Below are the responses we received from readers, with identifying information removed.


We are in an era when we asking residents to cite the evidence for what they do (evidence-based medicine). The ACGME has made a substantive change in the process of education without a shred of evidence to say that it is better, or worse, in terms of the education of a physician. It is an embarrassment.


We now have residents who are awake but have less experience.

Before, we had experienced residents functioning at less than 100 percent. Now, we have residents who leave at five, just like secretaries.

What's better, an awake resident who doesn't know a lot, or a tired one who knows more but is functioning at 85 percent?

The first one is at 0 percent. The second is at 85 percent.

Being rested cannot compensate for ignorance.


The 80-hour work week exacerbates a continuing tendency in medicine to make pediatric residency and likely other similar residencies an inpatient, hospitalist training with emphasis on the care of serious life-threatening illnesses and with much less outpatient emphasis and chronic disease training as well as preventive care.
 
The institutional need for inpatient care by residents, especially ICU care, plus the 80-hour work week has also worked against outpatient, chronic disease medical and pediatric subspecialties and fellowships by making inpatient ICU and procedural subspecialties appear more germane, more exciting, more attractive while the real world of outpatient primary and subspecialty care is given short shrift. This compounds the error of emphasizing primary care in US medical schools in the 1990s, which stigmatized subspecialties and led to the major subspecialty workforce shortages currently seen throughout the US.
 
The 80-hour work week may have benefits, but it has ripple effects and unintended consequences that are unfortunate.


The number of duty hours is the right question. But did we come up with the right parameters and the right answer?

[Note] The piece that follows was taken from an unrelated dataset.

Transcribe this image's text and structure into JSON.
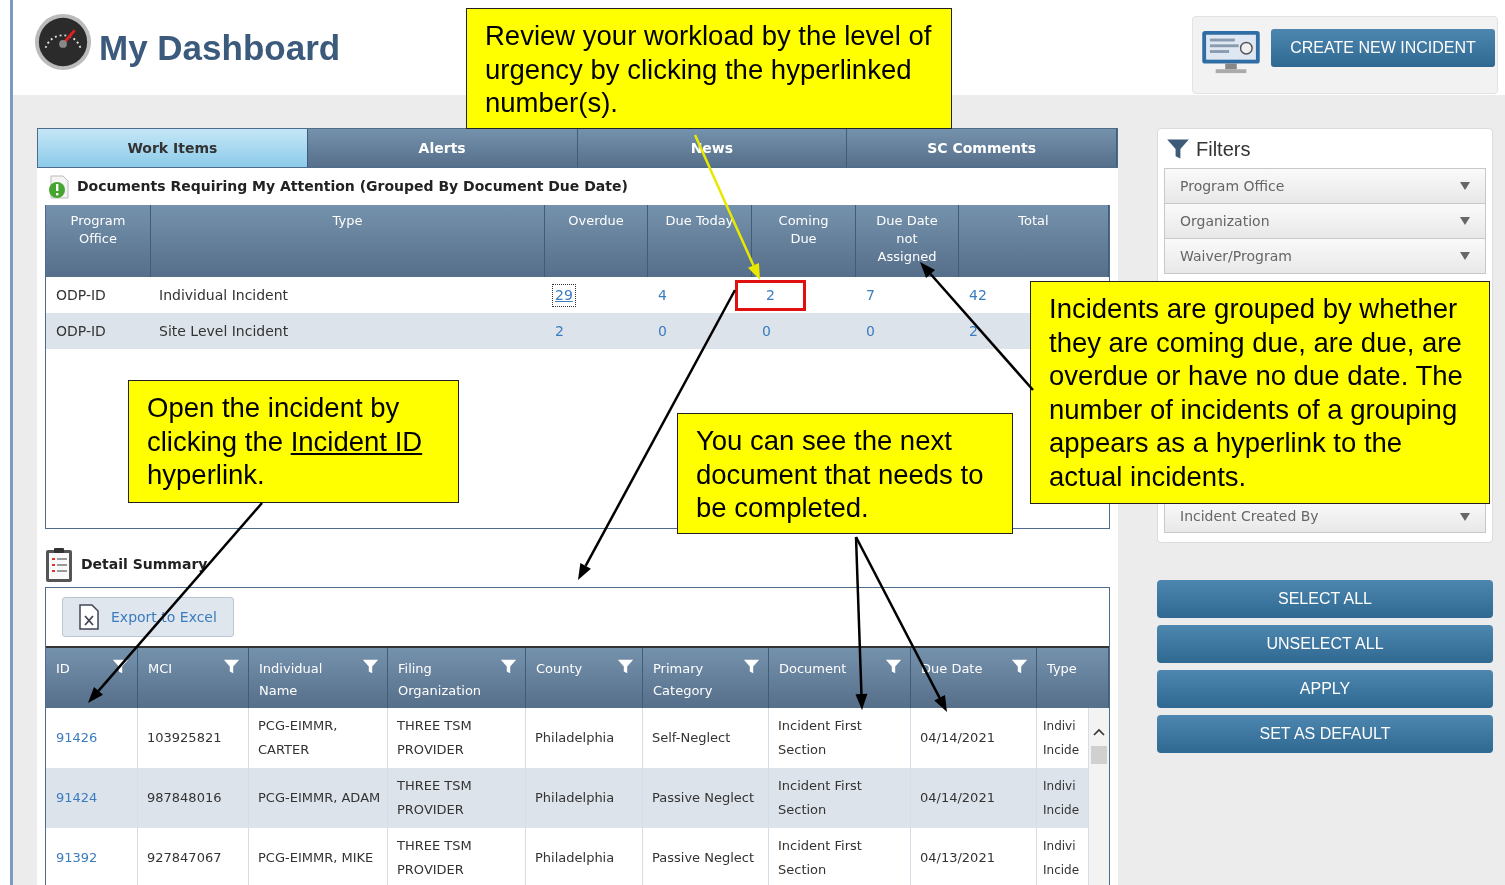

One can not debate that long clinical duty hours are associated with greater potential for a decrease in clinical performance. Many industries, including the airlines, learned this long ago. But is limiting the work week to 80 hours the answer? Is the total number of hours worked in a week the real issue? Or, is the issue the total number of consecutive hours worked?

The number of consecutive hours worked in a 24-hour period, regardless of the number of hours worked in the week, is the important issue. Currently, residency programs can schedule a resident to work 24 consecutive hours, or even 30 hours, and be compliant with duty hour requirements. If our goal is to avoid the decrease in clinical performance related to long duty hours, it would be better to limit consecutive duty hours rather than focusing on the total hours worked per week.

Limiting consecutive duty hours to 14 hours would go a long way toward eliminating the decrease in clinical performance related to the number of consecutive hours providing clinical care. This can be achieved in all programs, leading to a healthier lifestyle for our learners and a safer environment for our patients.